É, sem qualquer hesitação (e desde já), um dos acontecimentos centrais na edição portuguesa de DVD em 2007. Ou seja: A Grande Esperança — o lendário Young Mr. Lincoln —, dirigido por John Ford em 1939. E se este foi um ano marcado pelo impacto de E Tudo o Vento Levou, filme em que a vocação espectacular de Hollywood se combinava com a afirmação plena da fotografia a cores, A Grande Esperança, com as suas sublimes imagens a preto e branco (da responsabilidade de Bert Glennon e Arthur C. Miller), ficou como um modelo simultaneamente épico e poético: épico, pelo modo como nele a história se transfigura em mito; poético, pela devolução do mito ao espaço íntimo das personagens, transformando o cinema num exercício delicado de abordagem dos destinos individuais e colectivos.
O filme não é uma "biografia" de Abraham Lincoln (1809-1865), 16º Presidente dos EUA. Não é sequer uma abordagem dos seus anos como líder político. Trata-se antes de um retrato do seu nascimento e formação como personagem política. Mais precisa-mente: Ford encena o início da carreira de Lincoln como advogado, subtilmente mostrando como a intervenção nos tribunais vai fazendo dele um observador da dinâmica social e, por extensão, um agente dessa mesma dinâmica. No papel de Lincoln, Henry Fonda tem uma daquelas composições que, por si só, definem um grande actor: o "seu" Lincoln é um ser humano em constante confronto com a sua própria lenda, por assim dizer discutindo a sua identidade através da relação plural com a comunidade e os seus valores.

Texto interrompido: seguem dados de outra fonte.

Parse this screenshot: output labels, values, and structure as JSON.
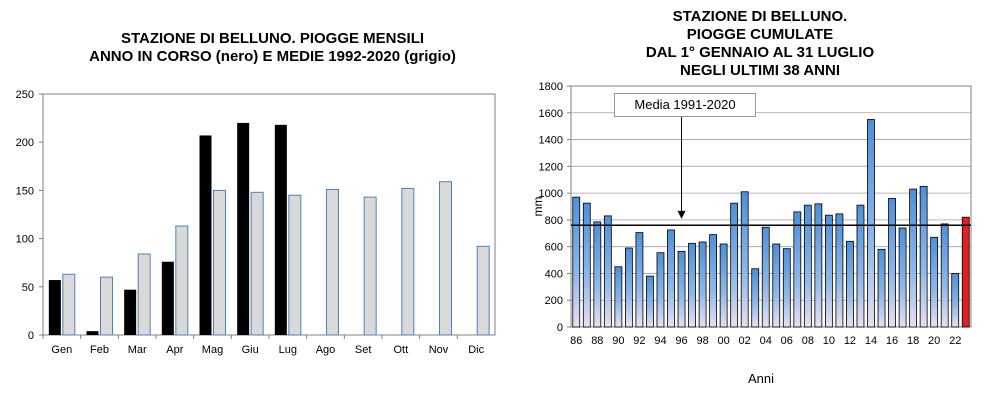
{
  "charts": [
    {
      "title_lines": [
        "STAZIONE DI BELLUNO. PIOGGE MENSILI",
        "ANNO IN CORSO (nero) E MEDIE 1992-2020 (grigio)"
      ]
    },
    {
      "title_lines": [
        "STAZIONE DI BELLUNO.",
        "PIOGGE CUMULATE",
        "DAL 1° GENNAIO AL 31 LUGLIO",
        "NEGLI ULTIMI 38 ANNI"
      ],
      "callout": "Media 1991-2020"
    }
  ],
  "chart_data": [
    {
      "type": "bar",
      "title": "STAZIONE DI BELLUNO. PIOGGE MENSILI ANNO IN CORSO (nero) E MEDIE 1992-2020 (grigio)",
      "categories": [
        "Gen",
        "Feb",
        "Mar",
        "Apr",
        "Mag",
        "Giu",
        "Lug",
        "Ago",
        "Set",
        "Ott",
        "Nov",
        "Dic"
      ],
      "series": [
        {
          "name": "anno in corso (nero)",
          "color": "#000000",
          "values": [
            57,
            4,
            47,
            76,
            207,
            220,
            218,
            null,
            null,
            null,
            null,
            null
          ]
        },
        {
          "name": "medie 1992-2020 (grigio)",
          "color": "#d9d9d9",
          "edge": "#4f81bd",
          "values": [
            63,
            60,
            84,
            113,
            150,
            148,
            145,
            151,
            143,
            152,
            159,
            92
          ]
        }
      ],
      "ylim": [
        0,
        250
      ],
      "yticks": [
        0,
        50,
        100,
        150,
        200,
        250
      ],
      "grid": false
    },
    {
      "type": "bar",
      "title": "STAZIONE DI BELLUNO. PIOGGE CUMULATE DAL 1° GENNAIO AL 31 LUGLIO NEGLI ULTIMI 38 ANNI",
      "xlabel": "Anni",
      "ylabel": "mm",
      "x": [
        1986,
        1987,
        1988,
        1989,
        1990,
        1991,
        1992,
        1993,
        1994,
        1995,
        1996,
        1997,
        1998,
        1999,
        2000,
        2001,
        2002,
        2003,
        2004,
        2005,
        2006,
        2007,
        2008,
        2009,
        2010,
        2011,
        2012,
        2013,
        2014,
        2015,
        2016,
        2017,
        2018,
        2019,
        2020,
        2021,
        2022,
        2023
      ],
      "xtick_labels": [
        "86",
        "88",
        "90",
        "92",
        "94",
        "96",
        "98",
        "00",
        "02",
        "04",
        "06",
        "08",
        "10",
        "12",
        "14",
        "16",
        "18",
        "20",
        "22"
      ],
      "values": [
        970,
        925,
        785,
        830,
        450,
        590,
        705,
        380,
        555,
        725,
        565,
        625,
        635,
        690,
        620,
        925,
        1010,
        435,
        745,
        620,
        585,
        860,
        910,
        920,
        835,
        845,
        640,
        910,
        1550,
        580,
        960,
        740,
        1030,
        1050,
        670,
        770,
        400,
        820
      ],
      "colors": {
        "default": "#5b9bd5",
        "2022": "#5b9bd5",
        "2023": "#e02020"
      },
      "mean_line": 760,
      "mean_label": "Media 1991-2020",
      "ylim": [
        0,
        1800
      ],
      "yticks": [
        0,
        200,
        400,
        600,
        800,
        1000,
        1200,
        1400,
        1600,
        1800
      ],
      "grid": true
    }
  ]
}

E porque o cinema é feito de muitos e felizes paradoxos, vale a pena lembrar que este foi sempre um filme de referência para um cineasta que, na altura, trabalhava num contexto bem diferente: o soviético Sergei M. Eisenstein. Segundo ele próprio afirmou, o seu Ivan, o Terrível (1944-1958) viria a beneficiar da inspiração formal de Young Mr. Lincoln. E não serei eu que o vou desmentir.